Un bon saucisson sec avec du pain de campagne beurré, un pâté arrosé d’un petit blanc sec et glacé, le tout accompagné de l’odeur des poissons qui grillent doucement, mais sûrement, vous m’en direz des nouvelles et nous en reparlerons.

Parfois nous y passons la nuit, les bangkas sont alors montées sur le sable ou solidement ancrées à quelques mètres du rivage et à tour de rôle nous nous assurons que tout se passe pour le mieux.

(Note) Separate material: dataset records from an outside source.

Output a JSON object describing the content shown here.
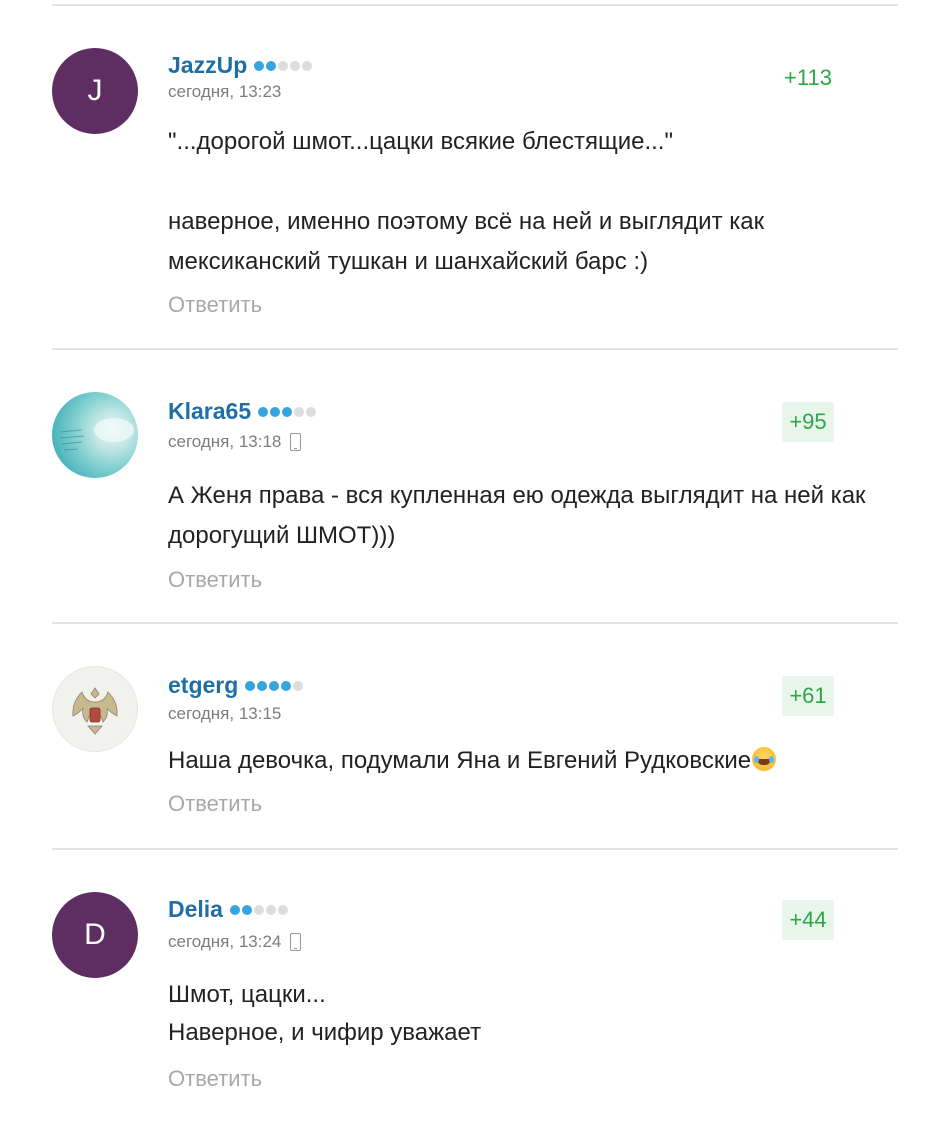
{
  "comments": [
    {
      "avatar_letter": "J",
      "avatar_color": "#5e2e63",
      "author": "JazzUp",
      "rank_level": 2,
      "rank_max": 5,
      "time": "сегодня, 13:23",
      "mobile": false,
      "score": "+113",
      "text_lines": [
        "\"...дорогой шмот...цацки всякие блестящие...\"",
        "",
        "наверное, именно поэтому всё на ней и выглядит как мексиканский тушкан и шанхайский барс :)"
      ],
      "reply_label": "Ответить"
    },
    {
      "avatar_letter": "",
      "avatar_icon": "sea-photo",
      "author": "Klara65",
      "rank_level": 3,
      "rank_max": 5,
      "time": "сегодня, 13:18",
      "mobile": true,
      "score": "+95",
      "text_lines": [
        "А Женя права - вся купленная ею одежда выглядит на ней как дорогущий ШМОТ)))"
      ],
      "reply_label": "Ответить"
    },
    {
      "avatar_letter": "",
      "avatar_icon": "coat-of-arms",
      "author": "etgerg",
      "rank_level": 4,
      "rank_max": 5,
      "time": "сегодня, 13:15",
      "mobile": false,
      "score": "+61",
      "text_lines": [
        "Наша девочка, подумали Яна и Евгений Рудковские"
      ],
      "emoji": "laughing-tears-emoji",
      "reply_label": "Ответить"
    },
    {
      "avatar_letter": "D",
      "avatar_color": "#5e2e63",
      "author": "Delia",
      "rank_level": 2,
      "rank_max": 5,
      "time": "сегодня, 13:24",
      "mobile": true,
      "score": "+44",
      "text_lines": [
        "Шмот, цацки...",
        "Наверное, и чифир уважает"
      ],
      "reply_label": "Ответить"
    }
  ],
  "colors": {
    "author": "#1f6fa6",
    "score": "#2aa845",
    "score_bg": "#e8f5ea",
    "rank_on": "#36a4de",
    "rank_off": "#dddddd",
    "reply": "#a8a8a8",
    "meta": "#7d7d7d"
  }
}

Une plage comme celle de Kayognok, en plus d’être pratiquement déserte en permanence ,  offre une certaine sécurité pour les enfants ; en pente très douce, il faut aller à plus de cent mètres pour perdre pieds, que du sable et les enfants peuvent barboter tranquillement dans quelques dizaines de centimètres d’une eau à 25 º C, souvent plus.

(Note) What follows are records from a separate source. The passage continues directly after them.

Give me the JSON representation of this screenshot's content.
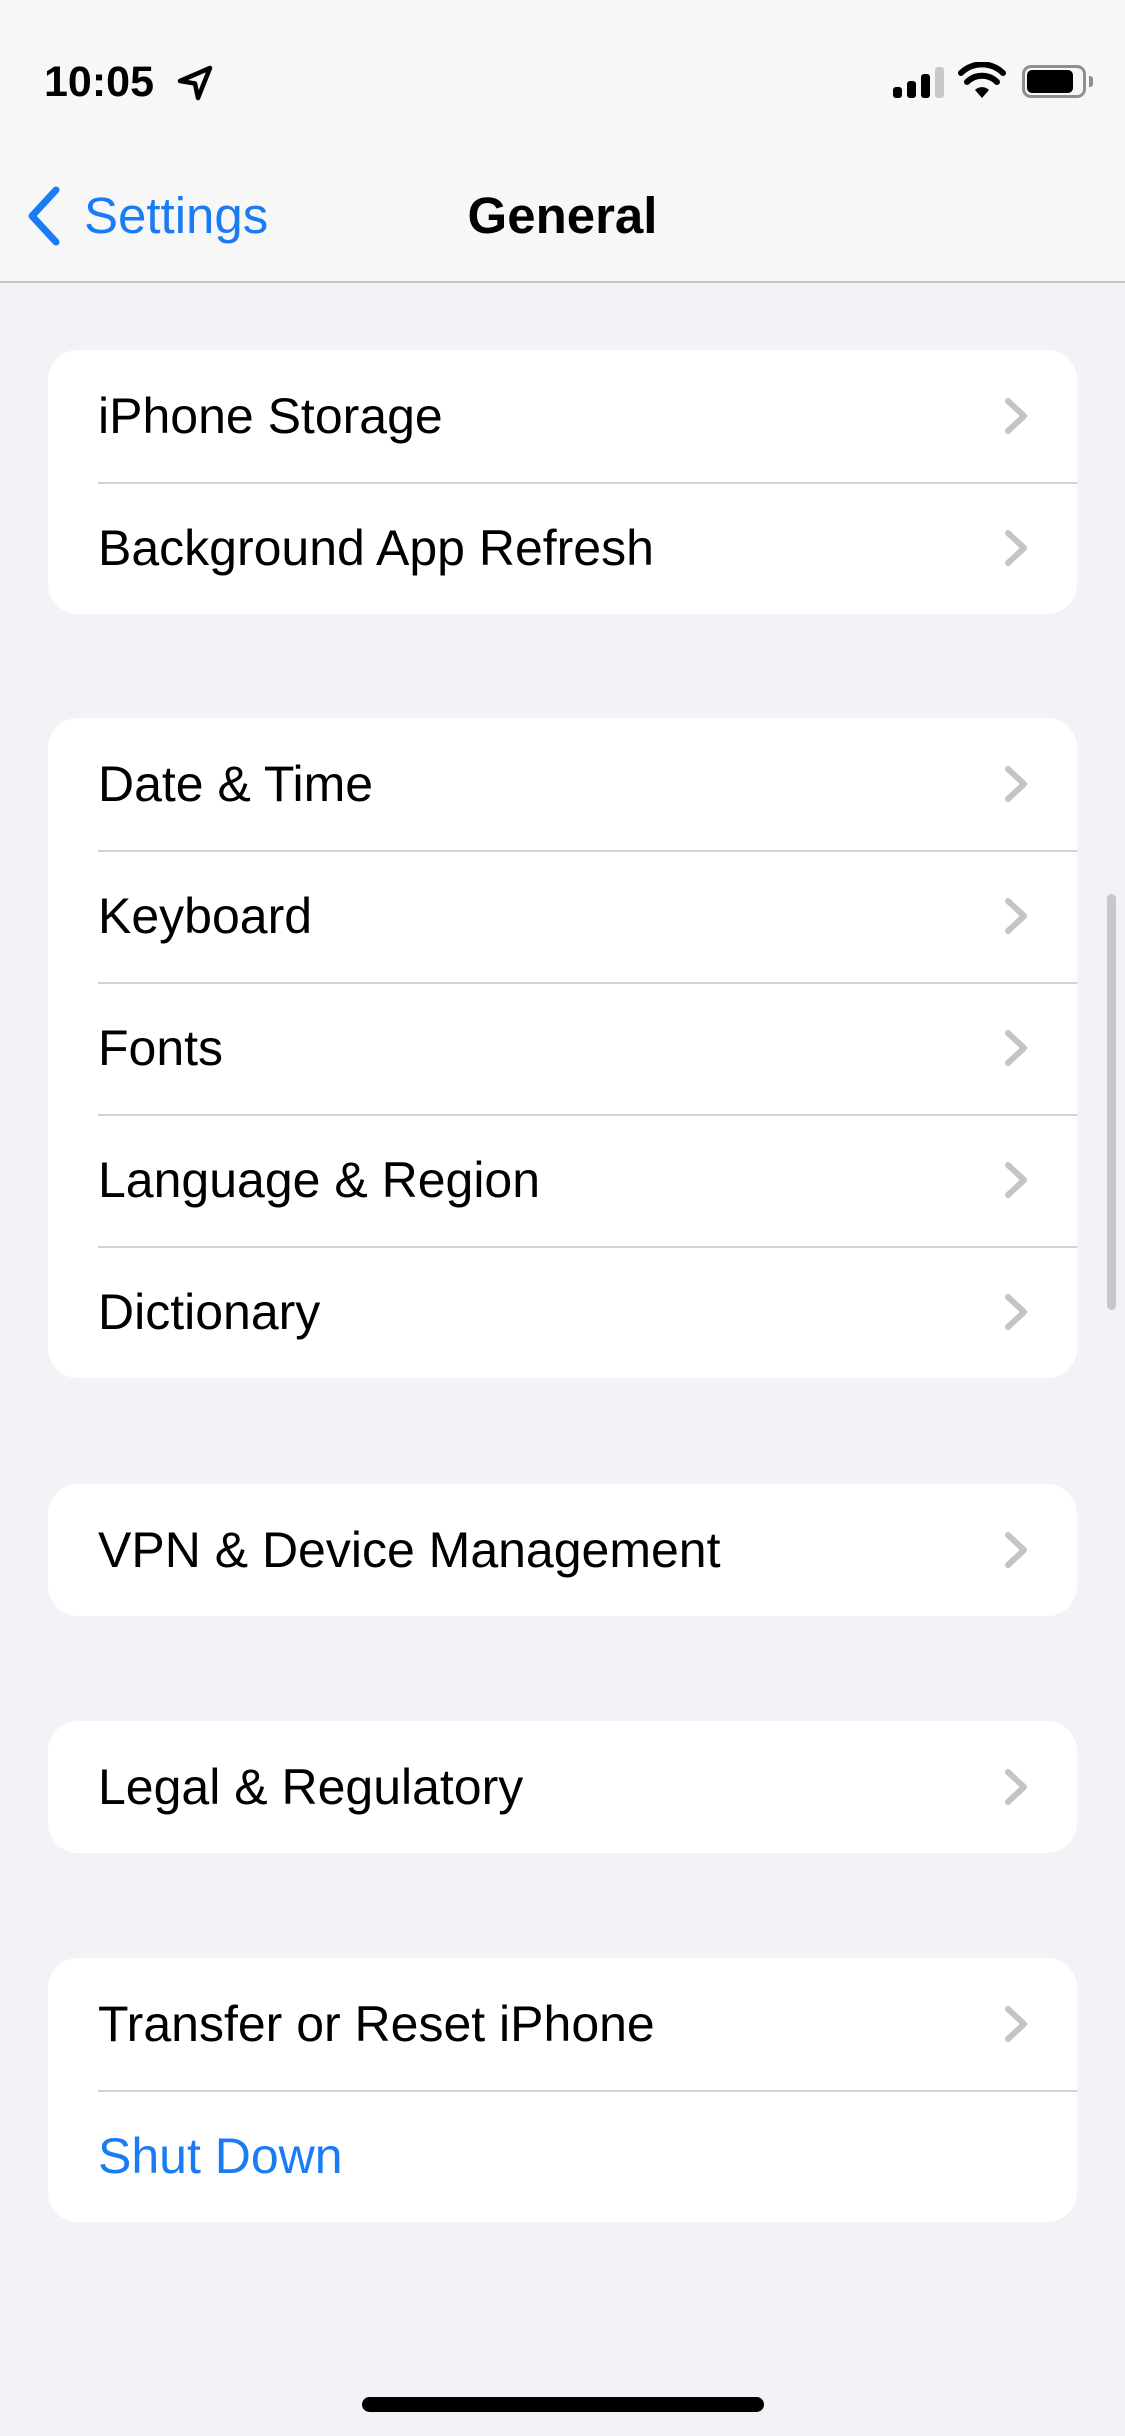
{
  "status_bar": {
    "time": "10:05",
    "location_icon": "location-arrow-icon",
    "signal_bars_active": 3,
    "signal_bars_total": 4,
    "wifi_icon": "wifi-icon",
    "battery_level": 0.85
  },
  "nav": {
    "back_label": "Settings",
    "title": "General"
  },
  "groups": [
    {
      "items": [
        {
          "label": "iPhone Storage",
          "chevron": true
        },
        {
          "label": "Background App Refresh",
          "chevron": true
        }
      ]
    },
    {
      "items": [
        {
          "label": "Date & Time",
          "chevron": true
        },
        {
          "label": "Keyboard",
          "chevron": true
        },
        {
          "label": "Fonts",
          "chevron": true
        },
        {
          "label": "Language & Region",
          "chevron": true
        },
        {
          "label": "Dictionary",
          "chevron": true
        }
      ]
    },
    {
      "items": [
        {
          "label": "VPN & Device Management",
          "chevron": true
        }
      ]
    },
    {
      "items": [
        {
          "label": "Legal & Regulatory",
          "chevron": true
        }
      ]
    },
    {
      "items": [
        {
          "label": "Transfer or Reset iPhone",
          "chevron": true
        },
        {
          "label": "Shut Down",
          "chevron": false,
          "style": "destructive-blue"
        }
      ]
    }
  ],
  "colors": {
    "accent": "#1A7CF5",
    "background": "#F2F2F7",
    "card": "#FFFFFF",
    "chevron": "#C4C4C7",
    "separator": "#D1D1D6"
  }
}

Les nuits sont souvent extraordinaires, pour ne pas dire plus.


Bien sûr, il y a la magie d’un clair de lune sur Kayognok ; la plage, les collines et les falaises qui sont éclairées, mais pas de la même façon, que des gris, des bleus et du noir. Le bruit du ressac, les reflets sur l’eau, parfois du plancton fluorescent qui vous fait vous demander si vous n’avez pas trop abusé de boissons fermentées, des cris d’oiseaux et d’animaux sauvages et il y en a (la nuit les oiseaux crient, tout du moins les miens crient).

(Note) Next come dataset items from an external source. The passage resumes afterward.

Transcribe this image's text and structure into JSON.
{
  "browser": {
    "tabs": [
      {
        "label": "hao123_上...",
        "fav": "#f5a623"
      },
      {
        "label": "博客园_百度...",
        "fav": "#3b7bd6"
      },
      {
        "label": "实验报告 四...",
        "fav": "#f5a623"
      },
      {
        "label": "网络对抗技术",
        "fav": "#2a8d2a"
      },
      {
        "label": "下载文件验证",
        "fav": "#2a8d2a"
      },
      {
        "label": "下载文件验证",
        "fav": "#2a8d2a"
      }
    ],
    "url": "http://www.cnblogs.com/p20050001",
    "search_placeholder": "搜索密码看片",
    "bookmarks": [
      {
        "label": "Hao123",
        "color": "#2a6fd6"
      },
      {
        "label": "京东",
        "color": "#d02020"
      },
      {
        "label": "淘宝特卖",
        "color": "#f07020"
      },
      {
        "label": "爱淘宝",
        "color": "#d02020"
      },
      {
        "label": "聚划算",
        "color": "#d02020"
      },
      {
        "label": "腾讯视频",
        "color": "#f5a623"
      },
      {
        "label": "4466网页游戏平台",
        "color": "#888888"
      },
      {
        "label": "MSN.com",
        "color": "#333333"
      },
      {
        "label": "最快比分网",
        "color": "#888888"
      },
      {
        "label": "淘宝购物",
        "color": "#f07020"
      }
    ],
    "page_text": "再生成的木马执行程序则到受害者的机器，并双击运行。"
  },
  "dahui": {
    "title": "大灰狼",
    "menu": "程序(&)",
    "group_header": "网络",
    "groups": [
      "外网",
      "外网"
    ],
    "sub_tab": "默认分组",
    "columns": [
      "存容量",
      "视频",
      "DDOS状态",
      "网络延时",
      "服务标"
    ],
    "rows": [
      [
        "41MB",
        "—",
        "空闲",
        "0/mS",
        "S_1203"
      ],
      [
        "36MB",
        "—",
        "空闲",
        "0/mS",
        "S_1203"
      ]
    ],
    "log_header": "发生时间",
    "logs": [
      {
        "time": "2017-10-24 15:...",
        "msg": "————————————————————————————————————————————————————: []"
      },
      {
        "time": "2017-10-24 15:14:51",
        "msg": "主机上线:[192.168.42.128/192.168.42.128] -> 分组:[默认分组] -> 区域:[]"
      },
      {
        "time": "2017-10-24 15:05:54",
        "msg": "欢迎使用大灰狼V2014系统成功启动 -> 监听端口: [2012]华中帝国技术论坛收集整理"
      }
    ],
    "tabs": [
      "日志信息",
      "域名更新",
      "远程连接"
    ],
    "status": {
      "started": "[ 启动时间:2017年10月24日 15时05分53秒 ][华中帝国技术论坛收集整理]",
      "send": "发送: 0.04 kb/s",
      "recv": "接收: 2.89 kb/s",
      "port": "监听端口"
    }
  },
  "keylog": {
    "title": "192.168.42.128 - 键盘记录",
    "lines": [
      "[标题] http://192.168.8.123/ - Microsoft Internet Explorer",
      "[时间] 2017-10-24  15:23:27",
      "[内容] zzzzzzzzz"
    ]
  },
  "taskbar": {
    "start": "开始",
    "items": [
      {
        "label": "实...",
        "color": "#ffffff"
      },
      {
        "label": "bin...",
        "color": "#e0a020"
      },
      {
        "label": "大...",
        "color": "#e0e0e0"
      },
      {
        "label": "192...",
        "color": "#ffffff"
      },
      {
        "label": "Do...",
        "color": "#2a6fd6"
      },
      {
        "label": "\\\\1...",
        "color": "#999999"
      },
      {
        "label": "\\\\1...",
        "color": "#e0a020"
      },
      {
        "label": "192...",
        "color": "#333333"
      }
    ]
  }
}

Parfois le vent catabatique, celui qui descend des montagnes, vous donne des frayeurs … à plusieurs reprises, au petit matin … un grand coup de vent !
Que se passe-t-il ?
Un typhon ?
Non, le vent fripon qui descend des montagnes ! Merci Alex.

Il m’a fait peur, surtout la première fois, alors que nous nous trouvions à Iba, la pointe extrême, la pointe ultime du sud de la baie, face à la mer immense, prochain arrêt … Singapour.

Un bruit qui peut sembler étrange et inquiétant pour ceux qui ne connaissent pas.
Un bruit très sourd, une sorte de boom, boom, boom, un bruit que l’on n’entend jamais en journée, mais parfaitement audible la nuit.
Le bruit des machines des navires qui passent au large de Corregidor, plus de dix kilomètres tout de même. (ou les hélices, des harmoniques ?)


De nuit, je les ai tous vu passer au large de kayognok, surtout les nuits sans lune.

Le Hollandais volant qui glissait sans bruit, le capitaine Nemo à la proue du Nautilus, Henri de Monfreid sur son boutre qui comptait ses perles, Alain Gerbault qui réparait les voiles du Firercrest en nous jouant ‘’Seul à travers le Pacifique’’, Colas, Tabarly, Poupon et tous ces Maîtres dont j’ai oublié les noms … honte à moi !

Un matin, à la pointe du jour, j’ai vu sortant de la brume, un Bombard plein de rustines piloté par un Capitaine Haddock hilare qui m’a fait cadeau d’une caisse de son meilleur whisky.
Je n’ai su que dire.

Pour vous dire que l’on ne s’ennuie jamais à Kayognok et que nous y faisons souvent, des rencontres surprenantes.


J’y retourne prochainement et vous aurez droit à quelques photos récentes.